Cantwell declined repeated requests for an interview or statement for this story. In a general comment to the Finance Committee on July 11, she said the issues involved "are just another example of the inconsistencies inherent in the tax code."
Lobbyists battle changes
Members of the finance panels in the House and Senate have been under siege by Wall Street lobbyists fighting any tax changes.
The House has a bill pending that would raise the taxes on the fees. The Senate is considering legislation but seems less determined to push it.
Cantwell is among the many senators who have been approached by the Private Equity Council, a lobbying association formed this spring by the Blackstone Group and other private-equity firms.
The Washington State Investment Board has not taken a formal position on any bills in Congress, said Dear, the board's executive director.

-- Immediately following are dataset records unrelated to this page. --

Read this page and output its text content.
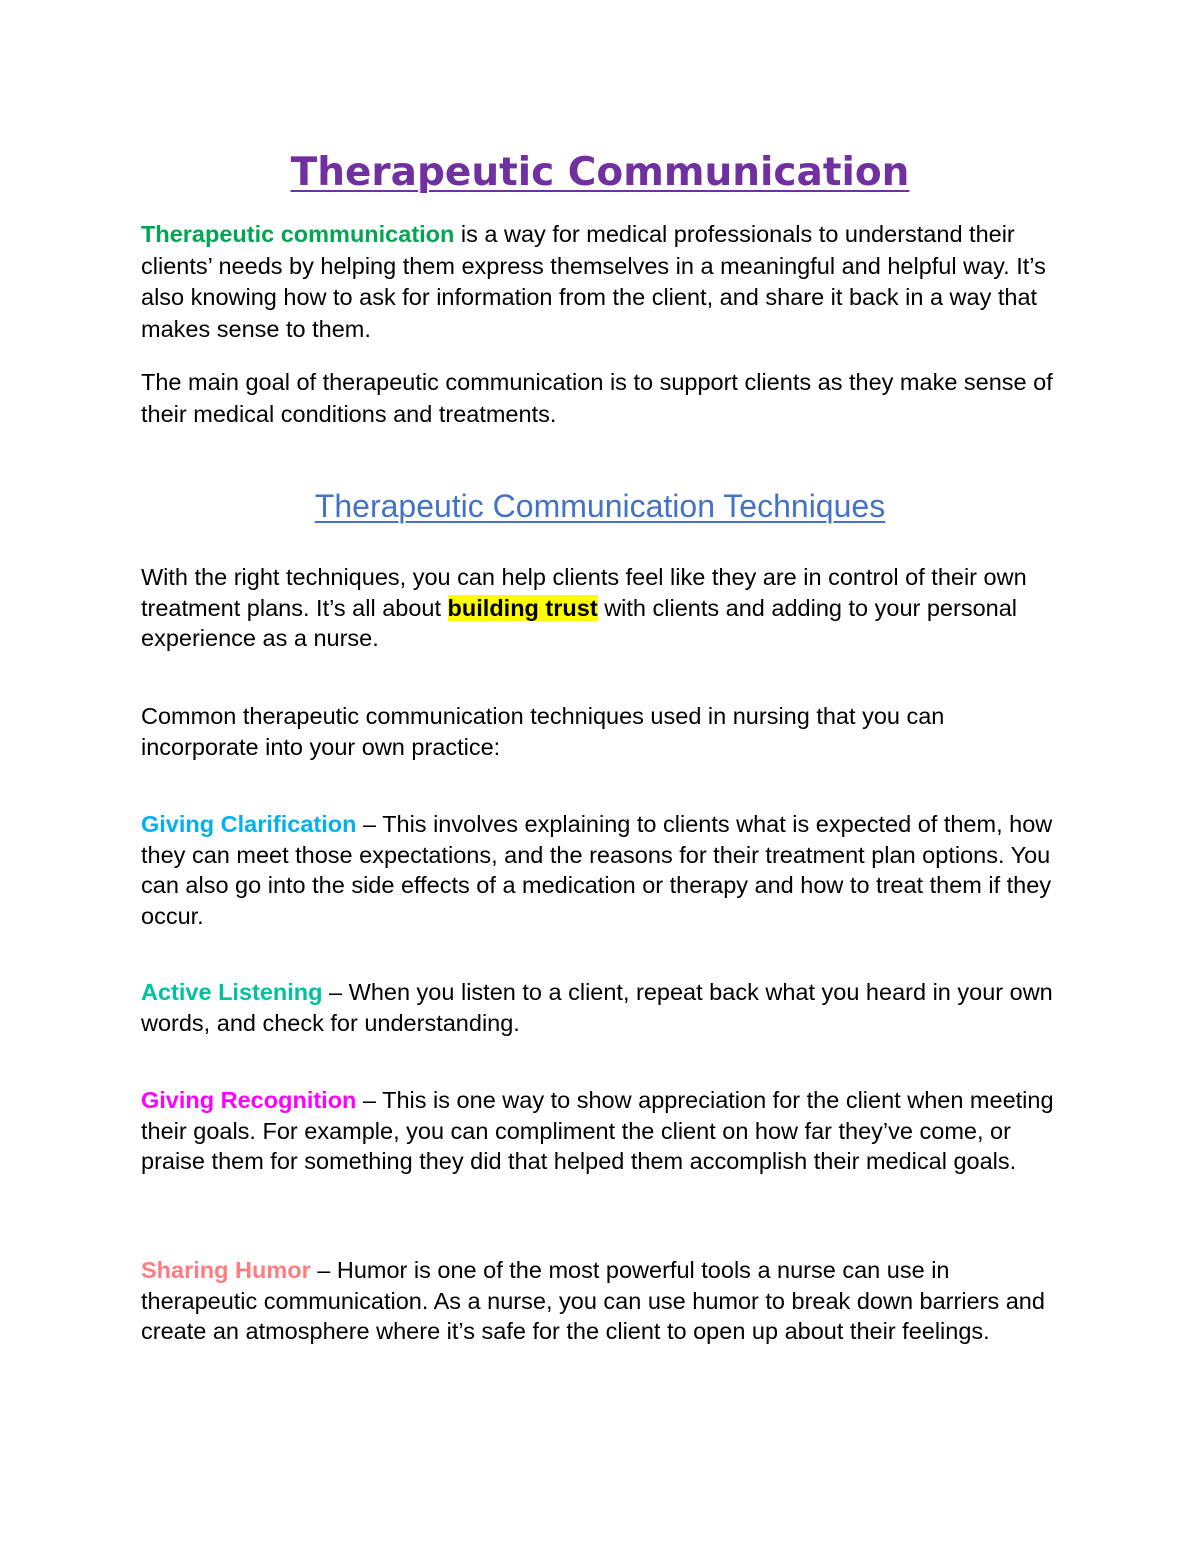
Therapeutic Communication

Therapeutic communication is a way for medical professionals to understand their clients’ needs by helping them express themselves in a meaningful and helpful way. It’s also knowing how to ask for information from the client, and share it back in a way that makes sense to them.

The main goal of therapeutic communication is to support clients as they make sense of their medical conditions and treatments.

Therapeutic Communication Techniques

With the right techniques, you can help clients feel like they are in control of their own treatment plans. It’s all about building trust with clients and adding to your personal experience as a nurse.

Common therapeutic communication techniques used in nursing that you can incorporate into your own practice:

Giving Clarification – This involves explaining to clients what is expected of them, how they can meet those expectations, and the reasons for their treatment plan options. You can also go into the side effects of a medication or therapy and how to treat them if they occur.

Active Listening – When you listen to a client, repeat back what you heard in your own words, and check for understanding.

Giving Recognition – This is one way to show appreciation for the client when meeting their goals. For example, you can compliment the client on how far they’ve come, or praise them for something they did that helped them accomplish their medical goals.

Sharing Humor – Humor is one of the most powerful tools a nurse can use in therapeutic communication. As a nurse, you can use humor to break down barriers and create an atmosphere where it’s safe for the client to open up about their feelings.
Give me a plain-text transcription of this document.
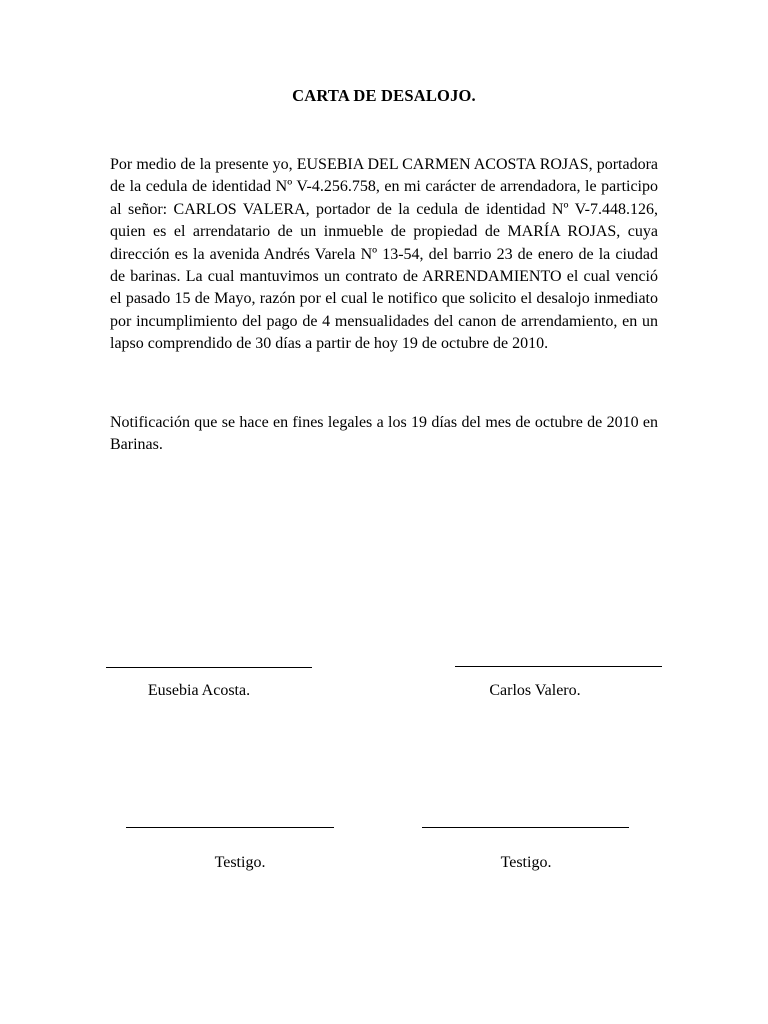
CARTA DE DESALOJO.

Por medio de la presente yo, EUSEBIA DEL CARMEN ACOSTA ROJAS, portadora de la cedula de identidad Nº V-4.256.758, en mi carácter de arrendadora, le participo al señor: CARLOS VALERA, portador de la cedula de identidad Nº V-7.448.126, quien es el arrendatario de un inmueble de propiedad de MARÍA ROJAS, cuya dirección es la avenida Andrés Varela Nº 13-54, del barrio 23 de enero de la ciudad de barinas. La cual mantuvimos un contrato de ARRENDAMIENTO el cual venció el pasado 15 de Mayo, razón por el cual le notifico que solicito el desalojo inmediato por incumplimiento del pago de 4 mensualidades del canon de arrendamiento, en un lapso comprendido de 30 días a partir de hoy 19 de octubre de 2010.

Notificación que se hace en fines legales a los 19 días del mes de octubre de 2010 en Barinas.

Eusebia Acosta.	Carlos Valero.
Testigo.	Testigo.
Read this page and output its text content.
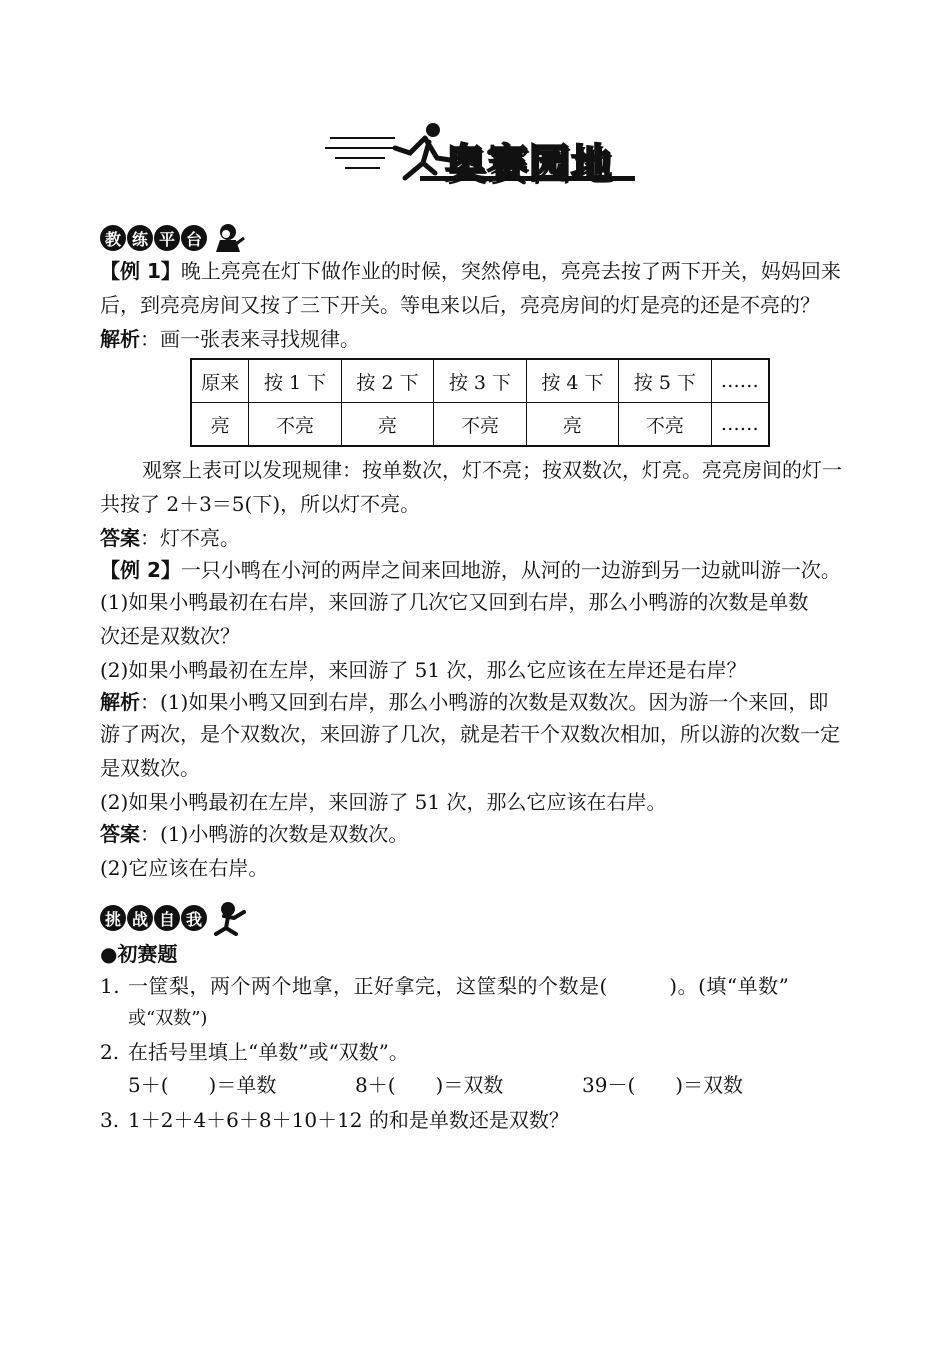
奥赛园地
教 练 平 台
【例 1】晚上亮亮在灯下做作业的时候，突然停电，亮亮去按了两下开关，妈妈回来
后，到亮亮房间又按了三下开关。等电来以后，亮亮房间的灯是亮的还是不亮的？
解析：画一张表来寻找规律。
原来	按 1 下	按 2 下	按 3 下	按 4 下	按 5 下	……
亮	不亮	亮	不亮	亮	不亮	……
观察上表可以发现规律：按单数次，灯不亮；按双数次，灯亮。亮亮房间的灯一
共按了 2＋3＝5(下)，所以灯不亮。
答案：灯不亮。
【例 2】一只小鸭在小河的两岸之间来回地游，从河的一边游到另一边就叫游一次。
(1)如果小鸭最初在右岸，来回游了几次它又回到右岸，那么小鸭游的次数是单数
次还是双数次？
(2)如果小鸭最初在左岸，来回游了 51 次，那么它应该在左岸还是右岸？
解析：(1)如果小鸭又回到右岸，那么小鸭游的次数是双数次。因为游一个来回，即
游了两次，是个双数次，来回游了几次，就是若干个双数次相加，所以游的次数一定
是双数次。
(2)如果小鸭最初在左岸，来回游了 51 次，那么它应该在右岸。
答案：(1)小鸭游的次数是双数次。
(2)它应该在右岸。
挑 战 自 我
●初赛题
1. 一筐梨，两个两个地拿，正好拿完，这筐梨的个数是(　　　)。(填“单数”
或“双数”)
2. 在括号里填上“单数”或“双数”。
5＋(　　)＝单数	8＋(　　)＝双数	39－(　　)＝双数
3. 1＋2＋4＋6＋8＋10＋12 的和是单数还是双数？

Blackstone and Kohlberg Kravis Roberts are among the two largest private-equity groups in which the state has invested. The investment board has put about $11 billion into Kohlberg Kravis Roberts in the past decade, with $8 billion more promised later.
Typically, fund managers keep 20 percent of the profits as their fee.
The president of the Private Equity Council cited Washington state in his testimony before a House committee this month.
"Let me give you a concrete example of what these numbers mean to real people," said the president, Douglas Lowenstein.
The state investment board has earned $9.7 billion on its private-equity investments since 1981, an average return of about 15 percent a year, Lowenstein told lawmakers.
"Put another way," he said, "the excess returns generated by private-equity investments during that period are worth $26,000 per retiree."
Sens. Kerry, D-Mass, and Schumer, D-N.Y., have said the issue is complex and that they have misgivings about any legislation to suddenly increase the tax rates.
Obama, Clinton and Edwards say the current tax scheme is a giveaway to the rich.
Frustration in Congress
"It's not so black and white," said Rep. Brian Baird, D-Vancouver, a member of the House Budget Committee. Because many major investors have abused the markets and tax loopholes, he said, "There's great frustration in Congress."
But Baird thinks the House bill may go too far. And he worries about the effect on pension-fund returns.
"I'm not inclined to vote for it," he said. Nonetheless, he said he is tired of hearing fund managers complain about all the "sweat equity" in their investment decisions.
"I represent loggers and fishermen. That," he said, "is sweat equity."
Dear said the investment board tries to make a minimum 8 percent annual return overall.
"Looking forward, over the next 20 years, we could not get that if we had to depend on bonds, government securities and publicly traded firms," he said.
The investment board's return for the first quarter this year was more than 10 percent, and more than 17 percent for the first half of the year.
If Congress decides to increase the taxes, Dear hopes the state's congressional delegation finds a way to minimize any potential impact on the pension funds.